Ay hali
Bazı günler karışmaya çok müsait oluyor aklım. Geçmiş, gelecek, o bunu demiş, peki bunu mu düşünmüş, bilmem hangi varoluşsal soruymuş, nerede hangi çizik kanamış, zaten ben böyleymişim miymiş da miş miş... İçim sıkışıyor, nefesim daralıyor. Düşünceler arasında kayboluyorum.
Bir düşüncem gidip bir endişe çekip çıkarıyor sonra yersiz. Bu defa arka fonda kaygı ile çalıyor aynı düşünceler bozuk bir plaktan gıy gıy da gıy gıy! Ayyy diyorum!! Nereden geldi bunlar! Hani benim iç dengem diye diye aranıp duruyorum. Neden durup dururken kayboluyor? Bazen aklıma geliyor takvime bakıyorum da o zaman diyorum bak hormonlar oynamış yine yerinden. Bazen de göğe bakıyorum ay çıkmış tabak gibi; belki de kurt kadınlıktan?
Kızım çekiştiriyor parçamdan sonra. Gel anne düğün yapalım. 'Oh tamam' diyorum. Şimdi dansla kendimi toplarım. Ama yok. Bir sağa dönüyorum, iki zıplayıp üç kıvırtıyorum yine üşüşüyor kafama o bunu mu demek istedi kilerle, ben neden şunu yapamıyorum kiler. Yargılar, gizli gizli olayları iyi ya da kötü diye etiketlemeler ve olanı olduğundan başka hikayelere eğip bükmeler!
Ayın dişilliğinden ve de rahmin özyeterle ilgisinden en çok "yetersizlik, eksiklik, ben de yanlış bir şey mi var"cılık oynuyor bu perdeden.
Susuyorum sonra. Duruyorum.
"Sadece ol be Seda!" diyorum. Şimdi'de ol. Oluşta ol. Arkasına hikaye yazmadan, yargılarla süslemeden, geleceği geçmişi karıştırmadan...
Bak kızına, şu an seninle dans ediyor. Gözlerine bak, bedeninin hareketlerine bak, duygularını, enerjisini hisset.
Bedenini hisset; kendini. Kolların bir kalkıp bir iniyor, parmakların birbirine çarpıp ses çıkarıyor...
Kabul et yapmadıklarını, yazılarını akışına bırak unut dün ne yazdığını... İlişkilerini hisset ve sonra bırak aksın üzerinden...

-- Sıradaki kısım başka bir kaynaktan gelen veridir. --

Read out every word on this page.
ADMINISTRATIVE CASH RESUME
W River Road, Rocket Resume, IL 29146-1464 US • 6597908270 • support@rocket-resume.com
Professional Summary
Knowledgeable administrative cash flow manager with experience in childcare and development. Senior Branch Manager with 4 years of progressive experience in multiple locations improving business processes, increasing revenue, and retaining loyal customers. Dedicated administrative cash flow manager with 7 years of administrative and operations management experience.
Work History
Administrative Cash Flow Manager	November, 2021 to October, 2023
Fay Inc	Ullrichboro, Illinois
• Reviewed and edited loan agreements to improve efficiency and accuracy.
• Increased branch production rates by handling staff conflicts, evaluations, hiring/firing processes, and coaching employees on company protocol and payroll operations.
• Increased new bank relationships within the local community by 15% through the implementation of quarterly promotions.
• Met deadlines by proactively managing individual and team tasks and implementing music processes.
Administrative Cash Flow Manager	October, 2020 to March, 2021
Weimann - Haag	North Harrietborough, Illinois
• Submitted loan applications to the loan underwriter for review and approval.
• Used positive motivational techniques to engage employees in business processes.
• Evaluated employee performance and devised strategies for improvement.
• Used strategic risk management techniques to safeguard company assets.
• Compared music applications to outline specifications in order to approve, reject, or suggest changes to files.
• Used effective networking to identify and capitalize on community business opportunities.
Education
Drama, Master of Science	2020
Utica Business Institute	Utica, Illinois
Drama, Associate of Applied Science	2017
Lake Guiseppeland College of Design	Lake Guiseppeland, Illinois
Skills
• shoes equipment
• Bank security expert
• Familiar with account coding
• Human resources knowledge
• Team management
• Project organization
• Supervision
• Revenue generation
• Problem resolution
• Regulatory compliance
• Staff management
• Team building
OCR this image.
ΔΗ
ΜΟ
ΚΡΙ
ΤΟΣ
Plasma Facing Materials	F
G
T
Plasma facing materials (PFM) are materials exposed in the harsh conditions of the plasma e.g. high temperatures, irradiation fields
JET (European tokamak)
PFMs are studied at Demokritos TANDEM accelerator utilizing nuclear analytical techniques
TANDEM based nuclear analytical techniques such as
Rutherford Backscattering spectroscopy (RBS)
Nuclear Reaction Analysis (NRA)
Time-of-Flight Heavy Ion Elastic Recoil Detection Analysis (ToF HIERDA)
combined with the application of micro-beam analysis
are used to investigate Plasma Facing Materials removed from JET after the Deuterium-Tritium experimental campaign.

Elini tutuyorsun kızının... Sadece elini tut. Elini tuttuğunu fark et diyorum. Ve bir süreliğine oluşta öylece akıyorum.
"Şimdi" ne güzel yer. Kontrol edemeyeceğim şeyleri düşünmek yok. Yargılar yok. Elini tutmak, gülümsemek, görmek, duymak var. Hissetmek var.
Hikayeler yok, "olan" var. Her şey ne kadar da net. Her şey ne kadar da...
Ama döngüler işte... Bu döngünün de bir bildiği var. Belki içimin karanlığını gösteriyor da bana gel uzan rahat etmeyi öğren burada mı diyor? Sıkışmışlık, karmaşıklık ve karanlık da belli ki kabul istiyor.
Her ay uğramazdı yoksa değil mi? Dur ben bi' bakayım bakalım. Nedir ihtiyacı ve benden dileği. Biraz seveyim, öğreneyim, anlayayım şu Ay halimi.